DIF/DIX is an approach to protect from modification over these layers: when the application writes data, an extra checksum is attached, the Data Integrity Field (DIF). That checksum stays with the data through all layers, until eventually the storage verifies the DIF, and stores both the data and the DIF. Also when reads occur, the checksum gets verified by the storage device. This is a bit like dm-integrity, but with the verification directly done in the application layer.
From the application side, just a few applications (for example Oracle databases) support DIF/DIX, and also just a few storage vendors. Red Hat is not certifying DIF/DIX compatibility, but working with partners to ensure that DIF/DIX is possible, so the Linux layers can deal with it.

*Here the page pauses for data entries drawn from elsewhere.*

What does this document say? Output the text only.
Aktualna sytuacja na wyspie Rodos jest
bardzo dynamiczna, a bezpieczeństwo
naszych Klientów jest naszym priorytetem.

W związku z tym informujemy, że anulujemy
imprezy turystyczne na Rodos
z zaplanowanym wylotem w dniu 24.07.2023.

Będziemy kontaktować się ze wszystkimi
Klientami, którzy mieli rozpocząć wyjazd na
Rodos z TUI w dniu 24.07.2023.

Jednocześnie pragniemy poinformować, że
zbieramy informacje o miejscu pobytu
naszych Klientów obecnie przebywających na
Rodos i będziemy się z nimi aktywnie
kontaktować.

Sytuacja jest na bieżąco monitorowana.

In the future, more applications and storage solutions might start to support DIF/DIX. Details are here.
Let’s also consider some diagnostics around block devices. Both
cat /proc/partitions and
lsblk are used often to get an overview of the systems block devices.
iostat from the sysstat package provides details on the I/O operations on block devices, throughput of the device, and estimations of the device saturation. When a device gets saturated, further investigation might make sense.
blktrace command generates traces of I/O traffic,
iotop shows details of the throughput. Performance Co-Pilot (PCP) is our default solution to show live throughput, and create archive files for later examination. With Redis and Grafana,these metrics can also be nicely visualized.
bcc suite, we can run code in kernel space which helps us very much in the block layers:
bcc/ trace: Who/which process is executing specific functions against block devices?
bcc/biosnoop: Which process is accessing the block device, how many bytes are accessed, which latency for answering the requests?
As we have seen, the Linux world provides many tools and technologies around block devices, and almost weekly new options become available. Creation of block devices for testing is easy, to try out things. These technologies can be combined, allowing great flexibility.
Stacking layers together one time might work, but it’s also important that the full stack also gets assembled after reboots, and RHEL updates. If in doubt please reach out to your Technical Account Manager (TAM) or Red Hat support to confirm if combinations are tested and recommended.